Но вот не думалось. Просто совершенно не думалось!
Будь здесь мама, она бы точно сказала, куда идти и что делать. Но мамы не было, поэтому Юленька сидела, разглядывала болото и жалела себя.
— Крышкина-Покрышкина, если ты отдохнула, то давай дальше двигать.
— Я же сказала: я дальше не пойду!
— Почему?
— Потому… потому что! Тут же болото! И мы утонем. Или нас сожрут. Или сначала мы утонем в болоте, а потом нас сожрут.
Болото булькнуло, соглашаясь с Юленькой.
— Нас и тут сожрать могут, — спокойно возразил Алекс, перекидывая рюкзак на другое плечо. — Было бы кому… ты лучше на небо глянь.
Юленька глянула и обомлела: каменистая поверхность собиралась складками, выпускала смолянистые нити, на которых вздувались крупные, тонкостенные шары.
Мыльные пузыри на трубочке.
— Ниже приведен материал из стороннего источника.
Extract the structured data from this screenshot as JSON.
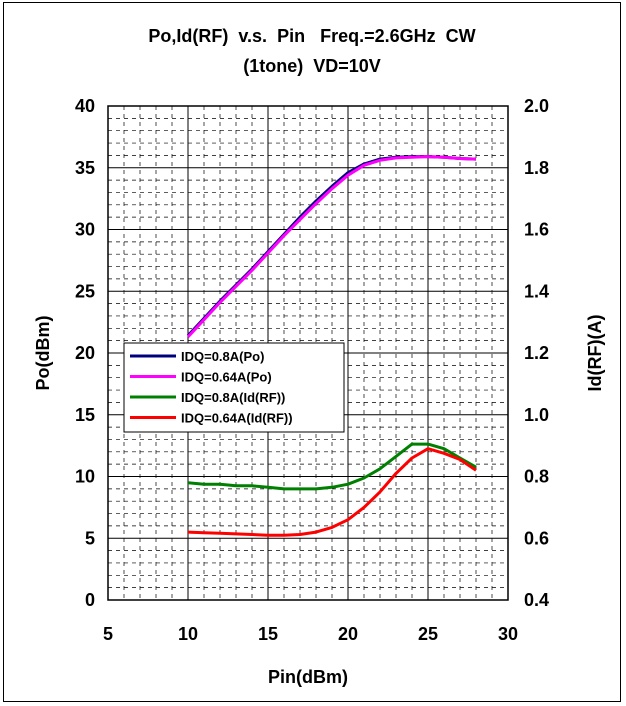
{
  "chart_data": {
    "type": "line",
    "title_line1": "Po,Id(RF)  v.s.  Pin   Freq.=2.6GHz  CW",
    "title_line2": "(1tone)  VD=10V",
    "xlabel": "Pin(dBm)",
    "ylabel": "Po(dBm)",
    "y2label": "Id(RF)(A)",
    "xlim": [
      5,
      30
    ],
    "ylim": [
      0,
      40
    ],
    "y2lim": [
      0.4,
      2.0
    ],
    "x_ticks": [
      "5",
      "10",
      "15",
      "20",
      "25",
      "30"
    ],
    "y_ticks": [
      "0",
      "5",
      "10",
      "15",
      "20",
      "25",
      "30",
      "35",
      "40"
    ],
    "y2_ticks": [
      "0.4",
      "0.6",
      "0.8",
      "1.0",
      "1.2",
      "1.4",
      "1.6",
      "1.8",
      "2.0"
    ],
    "grid": true,
    "legend_position": "middle-left",
    "series": [
      {
        "name": "IDQ=0.8A(Po)",
        "axis": "left",
        "color": "#00007F",
        "points": [
          [
            10,
            21.4
          ],
          [
            11,
            22.8
          ],
          [
            12,
            24.2
          ],
          [
            13,
            25.5
          ],
          [
            14,
            26.8
          ],
          [
            15,
            28.2
          ],
          [
            16,
            29.6
          ],
          [
            17,
            31.0
          ],
          [
            18,
            32.3
          ],
          [
            19,
            33.5
          ],
          [
            20,
            34.6
          ],
          [
            21,
            35.3
          ],
          [
            22,
            35.7
          ],
          [
            23,
            35.85
          ],
          [
            24,
            35.9
          ],
          [
            25,
            35.9
          ],
          [
            26,
            35.85
          ],
          [
            27,
            35.75
          ],
          [
            28,
            35.7
          ]
        ]
      },
      {
        "name": "IDQ=0.64A(Po)",
        "axis": "left",
        "color": "#FF00FF",
        "points": [
          [
            10,
            21.3
          ],
          [
            11,
            22.7
          ],
          [
            12,
            24.1
          ],
          [
            13,
            25.4
          ],
          [
            14,
            26.7
          ],
          [
            15,
            28.1
          ],
          [
            16,
            29.5
          ],
          [
            17,
            30.8
          ],
          [
            18,
            32.1
          ],
          [
            19,
            33.3
          ],
          [
            20,
            34.4
          ],
          [
            21,
            35.2
          ],
          [
            22,
            35.6
          ],
          [
            23,
            35.8
          ],
          [
            24,
            35.85
          ],
          [
            25,
            35.9
          ],
          [
            26,
            35.85
          ],
          [
            27,
            35.75
          ],
          [
            28,
            35.7
          ]
        ]
      },
      {
        "name": "IDQ=0.8A(Id(RF))",
        "axis": "right",
        "color": "#008000",
        "points": [
          [
            10,
            0.78
          ],
          [
            11,
            0.775
          ],
          [
            12,
            0.775
          ],
          [
            13,
            0.77
          ],
          [
            14,
            0.77
          ],
          [
            15,
            0.765
          ],
          [
            16,
            0.76
          ],
          [
            17,
            0.76
          ],
          [
            18,
            0.76
          ],
          [
            19,
            0.765
          ],
          [
            20,
            0.775
          ],
          [
            21,
            0.795
          ],
          [
            22,
            0.825
          ],
          [
            23,
            0.865
          ],
          [
            24,
            0.905
          ],
          [
            25,
            0.905
          ],
          [
            26,
            0.89
          ],
          [
            27,
            0.86
          ],
          [
            28,
            0.83
          ]
        ]
      },
      {
        "name": "IDQ=0.64A(Id(RF))",
        "axis": "right",
        "color": "#FF0000",
        "points": [
          [
            10,
            0.62
          ],
          [
            11,
            0.618
          ],
          [
            12,
            0.616
          ],
          [
            13,
            0.614
          ],
          [
            14,
            0.612
          ],
          [
            15,
            0.61
          ],
          [
            16,
            0.61
          ],
          [
            17,
            0.612
          ],
          [
            18,
            0.62
          ],
          [
            19,
            0.635
          ],
          [
            20,
            0.66
          ],
          [
            21,
            0.7
          ],
          [
            22,
            0.75
          ],
          [
            23,
            0.81
          ],
          [
            24,
            0.86
          ],
          [
            25,
            0.89
          ],
          [
            26,
            0.875
          ],
          [
            27,
            0.855
          ],
          [
            28,
            0.82
          ]
        ]
      }
    ]
  }
}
И снежная буря заперта в прозрачных стенах, бьется-рвется, прорывается.
Шар беззвучно лопнул, обсыпав Алекса мелкой трухой.
— Берегись! — крикнула Юленька, вскочив.
Алекс же снял пушинку с волос, понюхал, а потом и вовсе на язык положил.
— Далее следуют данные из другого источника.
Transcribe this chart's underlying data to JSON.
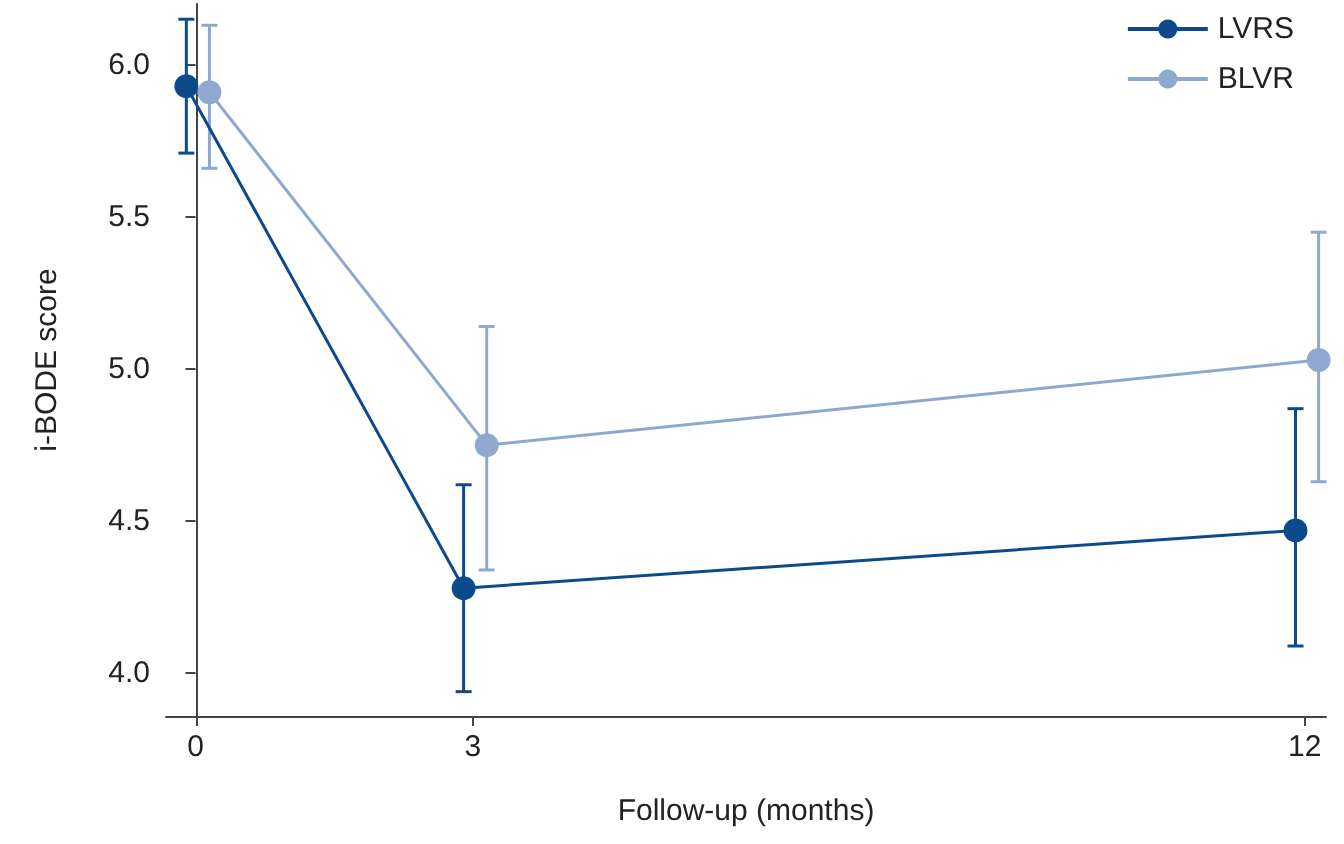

— Сладкая, — сказал он и поежился. — Но все равно идти надо. Если не по болоту, то хотя бы по краю. А то мало ли…
Ветер поднялся внезапно, срывая перезревшие пузыри. Он сталкивал их друг с другом, высвобождая сладкий снег, и его становилось все больше, а опускался он все ниже, того и гляди коснется Юленькиных волос, осядет липкой сахарной ватой, которую потом не вычесать будет.
Юленьке и так с волосами тяжело! Она бы обрезала, но мама против. Мама говорит, что у девочки должна быть коса, иначе это не девочка, а недоразумение. Но мамы нет, Алекс же уходит. И Юленька вынуждена его догонять.
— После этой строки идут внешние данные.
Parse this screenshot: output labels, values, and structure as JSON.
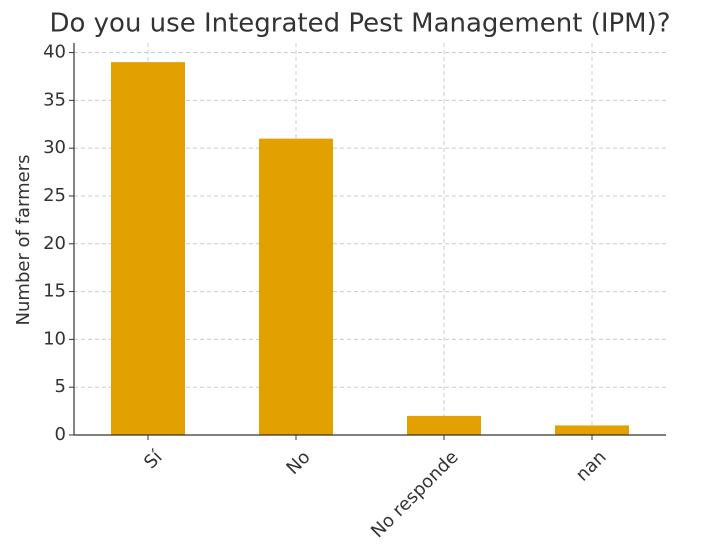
{
  "chart_data": {
    "type": "bar",
    "title": "Do you use Integrated Pest Management (IPM)?",
    "y_label": "Number of farmers",
    "categories": [
      "Sí",
      "No",
      "No responde",
      "nan"
    ],
    "values": [
      39,
      31,
      2,
      1
    ],
    "color": "#e3a100",
    "ylim": [
      0,
      41
    ],
    "yticks": [
      0,
      5,
      10,
      15,
      20,
      25,
      30,
      35,
      40
    ],
    "grid": true
  }
}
Она бежит по краю болота, и мерзкая жижа всхлипывает под ногами. Юленька сама готова плакать. И спеша утешить, на щеки садятся пушинки. Прилипают. Уже не сахарная вата, но мошки, живые, холодные. Юленька хочет смахнуть, но Алекс хватает за руку.
— Бежим.
Побежали. Юленька не любит бегать. И физкультуру тоже. Она устает быстро. И вообще она слабенькая — мама уверяла, что от рождения, а физрук — что от безделья. Он назвал Юленьку клушей, и конечно же потом две недели — бесконечно длинные две недели — Юленьку только так и называли.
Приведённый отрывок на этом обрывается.